Fin. Had fun. Learned some things about haiku and short poem writing.

---

So, every day I'll be updating this baby with another short poem. It may or may not be a traditional haiku in that its syllable count is 5-7-5.

This is for =Iscariot-Priest's July haiku-thon, which you may read about here. The journal includes a list of participants.

Thoughts and critique requested. You know the drill.

--
1. Many thanks to =Iscariot-Priest and ~SOLARTS for suggestions.
2. Freckles obsession.
3. Cigarettes are gross.
4. Happy Independence Day, America. Traditional 5-7-5 haiku.
5. Looking for books.
6. Piano.
7. Thanks for the call, Daisy.
8. Thinking of painting always makes me miss you.
9. Bo. :heart:
10. How does one fix a wishing well?
11. Words should stay sometimes.
12. Painted my uncle's deck. Got white in my hair and on my jeans. I think white is pretty in red hair.
13. Going down the highway.
14. This morning, once I got home.
15. No se.
16. Time to get dirty.
17. I always wanted to play piano.
18. Too vague? Will exchange for better one.
19. Attempt at tanka. A friend at school's bedroom walls are painted with a map of the world, including all the countries and their capitals. I'm no good when it comes to geography.
20. Don't disturb the reading.
21. Hospitals scare me. But nice opportunity to people watch.
22. Blah. Will exchange for a better one later.
23. I'm hungry.
24. Made proper English and messed with arrangement of lines.
25. I've always wanted to do it. And maybe even get caught.
26. No idea what's going on. Wish mom would call.
27. Not sure on wording or line breaks. Dad came home.
28. I am not going to be the one singing in your mum's phone.
29. Guys are too confusing.
30. Finished my extended essay [draft] on Tolkien's elves.
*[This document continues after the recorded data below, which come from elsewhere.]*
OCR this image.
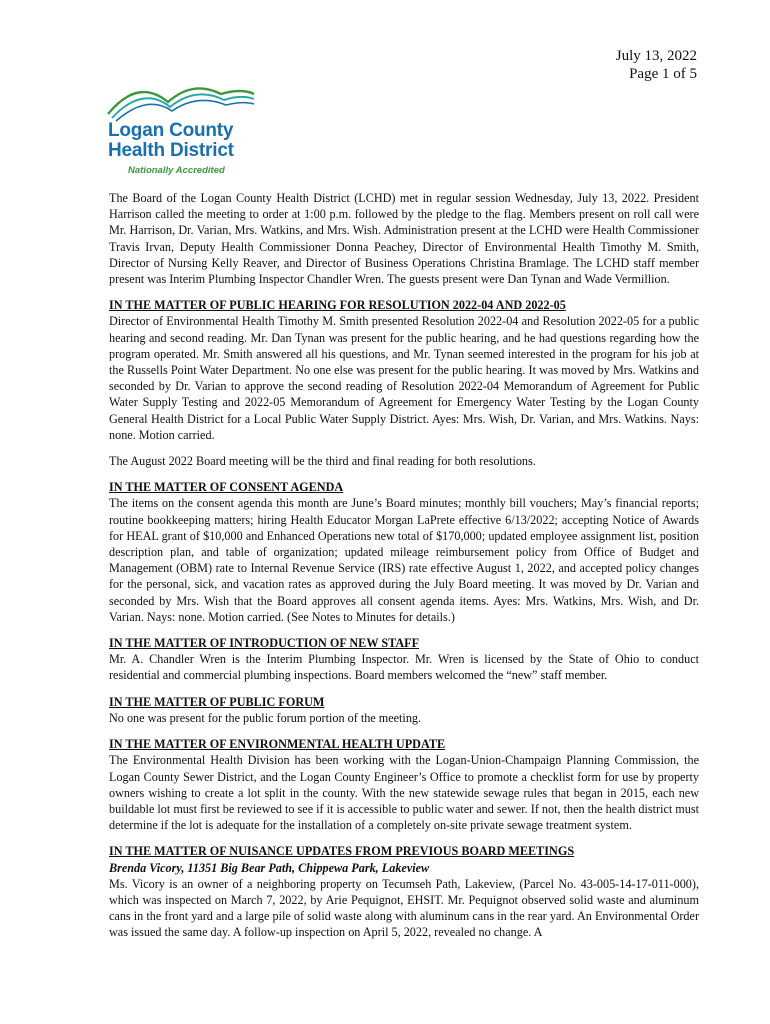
July 13, 2022
Page 1 of 5
Logan County
Health District
Nationally Accredited

The Board of the Logan County Health District (LCHD) met in regular session Wednesday, July 13, 2022. President Harrison called the meeting to order at 1:00 p.m. followed by the pledge to the flag. Members present on roll call were Mr. Harrison, Dr. Varian, Mrs. Watkins, and Mrs. Wish. Administration present at the LCHD were Health Commissioner Travis Irvan, Deputy Health Commissioner Donna Peachey, Director of Environmental Health Timothy M. Smith, Director of Nursing Kelly Reaver, and Director of Business Operations Christina Bramlage. The LCHD staff member present was Interim Plumbing Inspector Chandler Wren. The guests present were Dan Tynan and Wade Vermillion.

IN THE MATTER OF PUBLIC HEARING FOR RESOLUTION 2022-04 AND 2022-05

Director of Environmental Health Timothy M. Smith presented Resolution 2022-04 and Resolution 2022-05 for a public hearing and second reading. Mr. Dan Tynan was present for the public hearing, and he had questions regarding how the program operated. Mr. Smith answered all his questions, and Mr. Tynan seemed interested in the program for his job at the Russells Point Water Department. No one else was present for the public hearing. It was moved by Mrs. Watkins and seconded by Dr. Varian to approve the second reading of Resolution 2022-04 Memorandum of Agreement for Public Water Supply Testing and 2022-05 Memorandum of Agreement for Emergency Water Testing by the Logan County General Health District for a Local Public Water Supply District. Ayes: Mrs. Wish, Dr. Varian, and Mrs. Watkins. Nays: none. Motion carried.

The August 2022 Board meeting will be the third and final reading for both resolutions.

IN THE MATTER OF CONSENT AGENDA

The items on the consent agenda this month are June’s Board minutes; monthly bill vouchers; May’s financial reports; routine bookkeeping matters; hiring Health Educator Morgan LaPrete effective 6/13/2022; accepting Notice of Awards for HEAL grant of $10,000 and Enhanced Operations new total of $170,000; updated employee assignment list, position description plan, and table of organization; updated mileage reimbursement policy from Office of Budget and Management (OBM) rate to Internal Revenue Service (IRS) rate effective August 1, 2022, and accepted policy changes for the personal, sick, and vacation rates as approved during the July Board meeting. It was moved by Dr. Varian and seconded by Mrs. Wish that the Board approves all consent agenda items. Ayes: Mrs. Watkins, Mrs. Wish, and Dr. Varian. Nays: none. Motion carried. (See Notes to Minutes for details.)

IN THE MATTER OF INTRODUCTION OF NEW STAFF

Mr. A. Chandler Wren is the Interim Plumbing Inspector. Mr. Wren is licensed by the State of Ohio to conduct residential and commercial plumbing inspections. Board members welcomed the “new” staff member.

IN THE MATTER OF PUBLIC FORUM

No one was present for the public forum portion of the meeting.

IN THE MATTER OF ENVIRONMENTAL HEALTH UPDATE

The Environmental Health Division has been working with the Logan-Union-Champaign Planning Commission, the Logan County Sewer District, and the Logan County Engineer’s Office to promote a checklist form for use by property owners wishing to create a lot split in the county. With the new statewide sewage rules that began in 2015, each new buildable lot must first be reviewed to see if it is accessible to public water and sewer. If not, then the health district must determine if the lot is adequate for the installation of a completely on-site private sewage treatment system.

IN THE MATTER OF NUISANCE UPDATES FROM PREVIOUS BOARD MEETINGS

Brenda Vicory, 11351 Big Bear Path, Chippewa Park, Lakeview

Ms. Vicory is an owner of a neighboring property on Tecumseh Path, Lakeview, (Parcel No. 43-005-14-17-011-000), which was inspected on March 7, 2022, by Arie Pequignot, EHSIT. Mr. Pequignot observed solid waste and aluminum cans in the front yard and a large pile of solid waste along with aluminum cans in the rear yard. An Environmental Order was issued the same day. A follow-up inspection on April 5, 2022, revealed no change. A
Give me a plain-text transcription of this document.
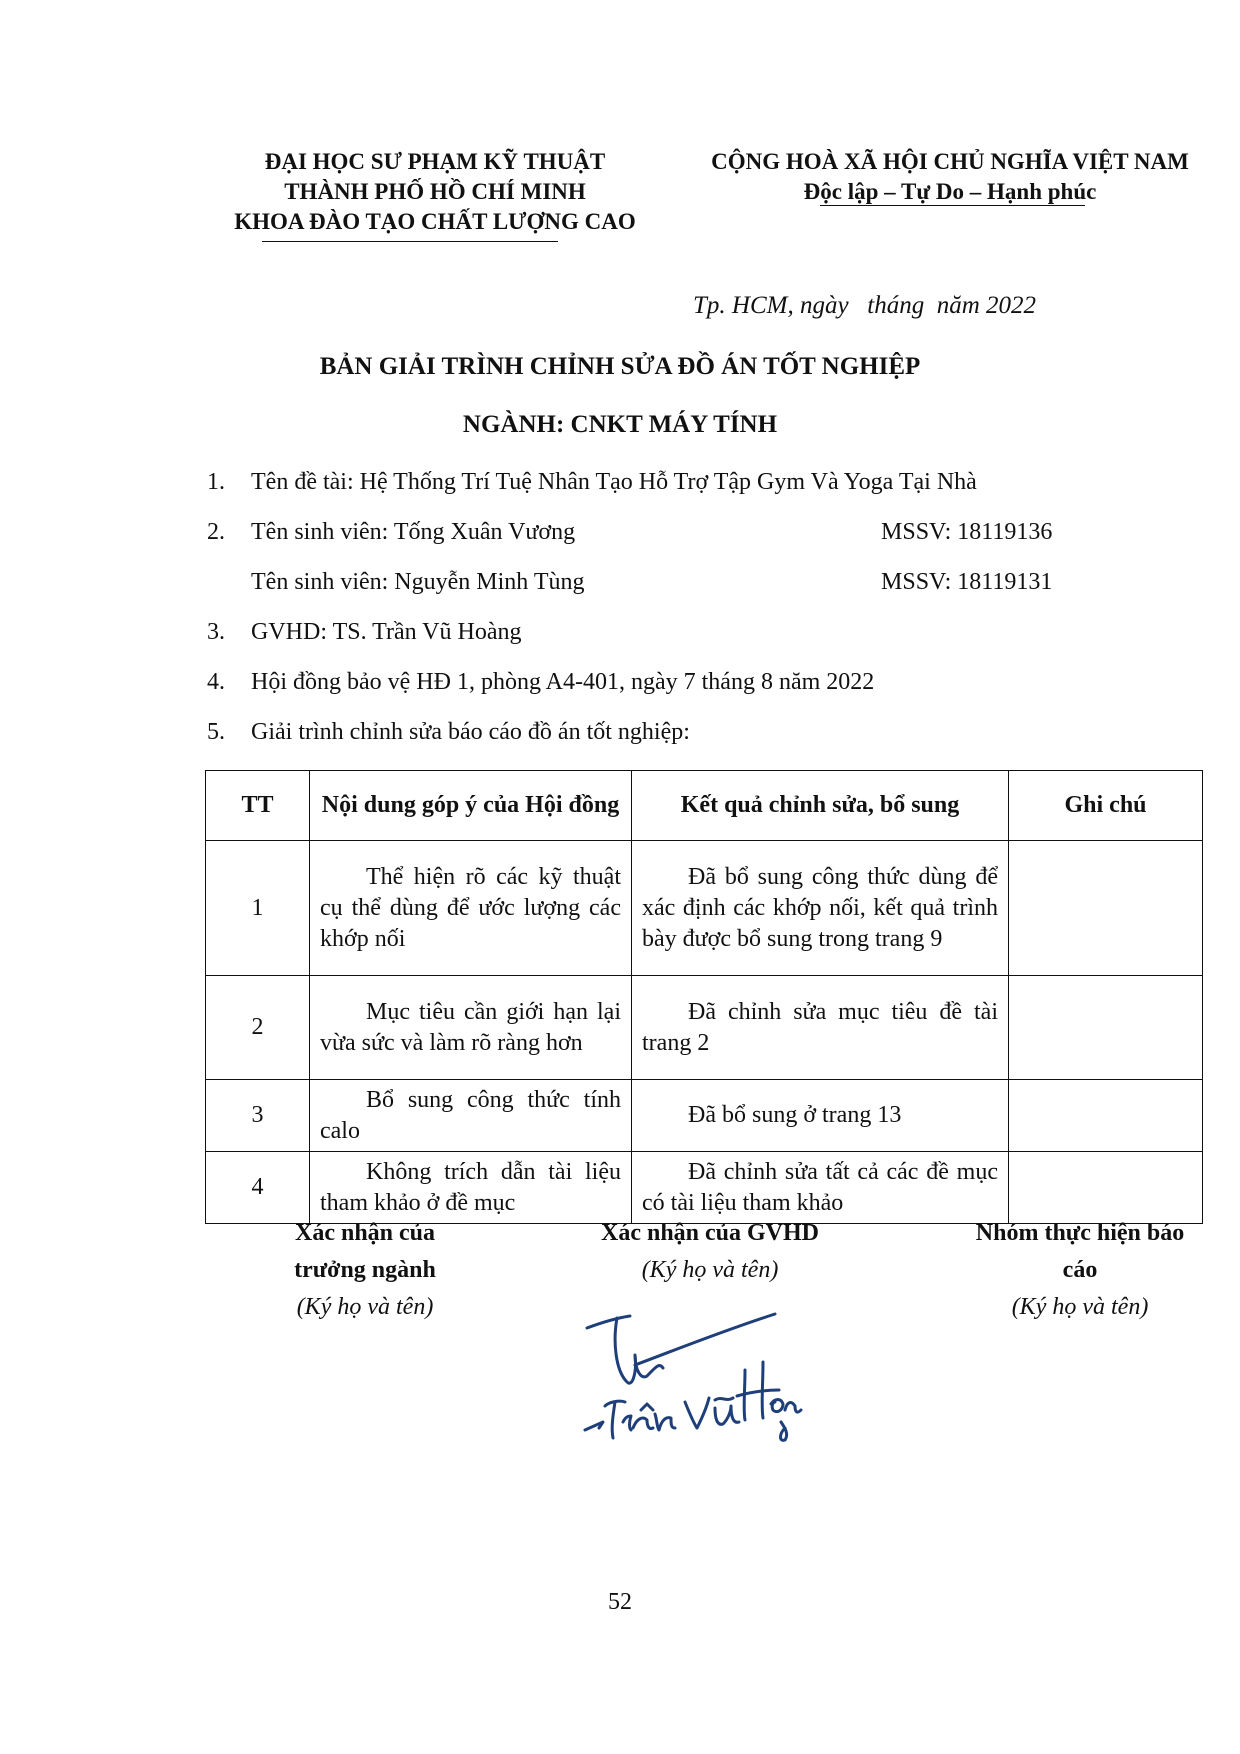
ĐẠI HỌC SƯ PHẠM KỸ THUẬT
THÀNH PHỐ HỒ CHÍ MINH
KHOA ĐÀO TẠO CHẤT LƯỢNG CAO
CỘNG HOÀ XÃ HỘI CHỦ NGHĨA VIỆT NAM
Độc lập – Tự Do – Hạnh phúc
Tp. HCM, ngày   tháng  năm 2022
BẢN GIẢI TRÌNH CHỈNH SỬA ĐỒ ÁN TỐT NGHIỆP
NGÀNH: CNKT MÁY TÍNH
1. Tên đề tài: Hệ Thống Trí Tuệ Nhân Tạo Hỗ Trợ Tập Gym Và Yoga Tại Nhà
2. Tên sinh viên: Tống Xuân Vương	MSSV: 18119136
Tên sinh viên: Nguyễn Minh Tùng	MSSV: 18119131
3. GVHD: TS. Trần Vũ Hoàng
4. Hội đồng bảo vệ HĐ 1, phòng A4-401, ngày 7 tháng 8 năm 2022
5. Giải trình chỉnh sửa báo cáo đồ án tốt nghiệp:
TT	Nội dung góp ý của Hội đồng	Kết quả chỉnh sửa, bổ sung	Ghi chú
1	Thể hiện rõ các kỹ thuật cụ thể dùng để ước lượng các khớp nối	Đã bổ sung công thức dùng để xác định các khớp nối, kết quả trình bày được bổ sung trong trang 9	
2	Mục tiêu cần giới hạn lại vừa sức và làm rõ ràng hơn	Đã chỉnh sửa mục tiêu đề tài trang 2	
3	Bổ sung công thức tính calo	Đã bổ sung ở trang 13	
4	Không trích dẫn tài liệu tham khảo ở đề mục	Đã chỉnh sửa tất cả các đề mục có tài liệu tham khảo	
Xác nhận của
trưởng ngành
(Ký họ và tên)
Xác nhận của GVHD
(Ký họ và tên)
Nhóm thực hiện báo
cáo
(Ký họ và tên)
52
Twenty one words short of the maximum limit.
31. Fin. Listening to 'High Hopes' - Floyd.


Thanks to ~Amertie for help on all.

Critiques


:iconiscariot-priest:
A good start, I like the image - using dawn in your opening piece as well as "sweeping clean", suggesting to start on a clean slate.

Here are two suggestions:

1) "sun rays" sounds odd to me without the possessive noun, perhaps say "sun's rays"

2) the distribution of the words among lines (assuming sun is now a possessive noun):

sun's rays
sweep clean
sheets, morning letters


A few reasons why:

i. as is you've three images: sun rays, clean sheets, letters; and one action "sun rays sweep". This new structure maintains those images and actions.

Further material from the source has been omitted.